2024 Autor: Richard Flannagan | [email protected]. Ostatnio zmodyfikowany: 2023-12-16 00:15
Urocze zające, niedźwiedzie i jeże stały się integralną częścią sowieckich świąt. Malowano je na oknach w sylwestra (a nawet nadal to robią), pilnie kopiowane, ozdabiając gazety ścienne czy plakaty. Autorem całego świata zabawnych zwierząt był Władimir Iwanowicz Zarubin. Przez 30 lat pracy ukazało się ponad 1,5 miliarda pocztówek i kopert z jego rysunkami, ale artysta zmarł praktycznie w nędzy.
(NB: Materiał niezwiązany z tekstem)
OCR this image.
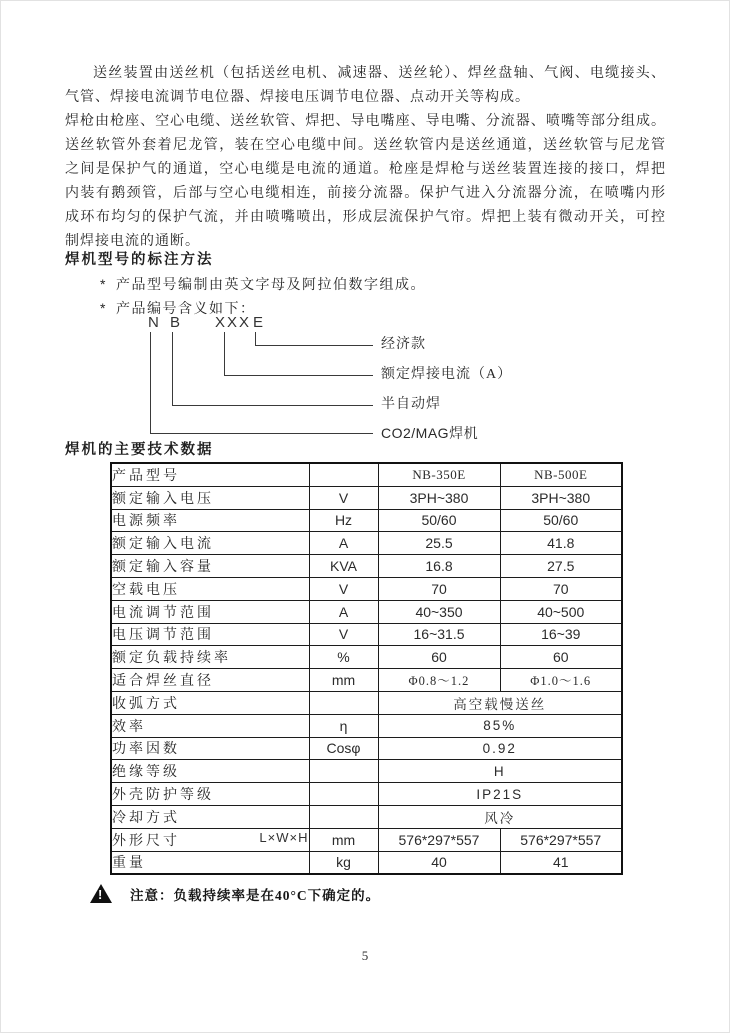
送丝装置由送丝机（包括送丝电机、减速器、送丝轮）、焊丝盘轴、气阀、电缆接头、
气管、焊接电流调节电位器、焊接电压调节电位器、点动开关等构成。
焊枪由枪座、空心电缆、送丝软管、焊把、导电嘴座、导电嘴、分流器、喷嘴等部分组成。
送丝软管外套着尼龙管，装在空心电缆中间。送丝软管内是送丝通道，送丝软管与尼龙管
之间是保护气的通道，空心电缆是电流的通道。枪座是焊枪与送丝装置连接的接口，焊把
内装有鹅颈管，后部与空心电缆相连，前接分流器。保护气进入分流器分流，在喷嘴内形
成环布均匀的保护气流，并由喷嘴喷出，形成层流保护气帘。焊把上装有微动开关，可控
制焊接电流的通断。
焊机型号的标注方法
* 产品型号编制由英文字母及阿拉伯数字组成。
* 产品编号含义如下：
N B XXX E
经济款
额定焊接电流（A）
半自动焊
CO2/MAG焊机
焊机的主要技术数据
产品型号		NB-350E	NB-500E
额定输入电压	V	3PH~380	3PH~380
电源频率	Hz	50/60	50/60
额定输入电流	A	25.5	41.8
额定输入容量	KVA	16.8	27.5
空载电压	V	70	70
电流调节范围	A	40~350	40~500
电压调节范围	V	16~31.5	16~39
额定负载持续率	%	60	60
适合焊丝直径	mm	Φ0.8～1.2	Φ1.0～1.6
收弧方式		高空载慢送丝	
效率	η	85%	
功率因数	Cosφ	0.92	
绝缘等级		H	
外壳防护等级		IP21S	
冷却方式		风冷	
外形尺寸 L×W×H	mm	576*297*557	576*297*557
重量	kg	40	41
!
注意：负载持续率是在40°C下确定的。
5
W 1925 r. w małej wiosce w regionie Oryol urodził się trzeci syn rodziny Zarubinów. Chłopiec dorastał jako bardzo uzdolniony, a jego rodzice, najlepiej jak potrafili, podsycali jego pasję do rysowania. Na przykład jego ojciec skłonił Wołodię do rozpoczęcia zbierania własnej kolekcji pocztówek. W tamtych latach prawdziwą radością było otrzymanie pocztą pięknego zdjęcia z małym listem od krewnych. Właśnie to szczęście związane z listonoszem i wieściami od dalekich przyjaciół udało się artyście zachować w pamięci, a następnie wcielić we własne rysunki. Nawiasem mówiąc, kolekcja Little Vova jest bardzo solidna - około pięciu tysięcy wielokolorowych kart. Nie każdy chłopiec to miał!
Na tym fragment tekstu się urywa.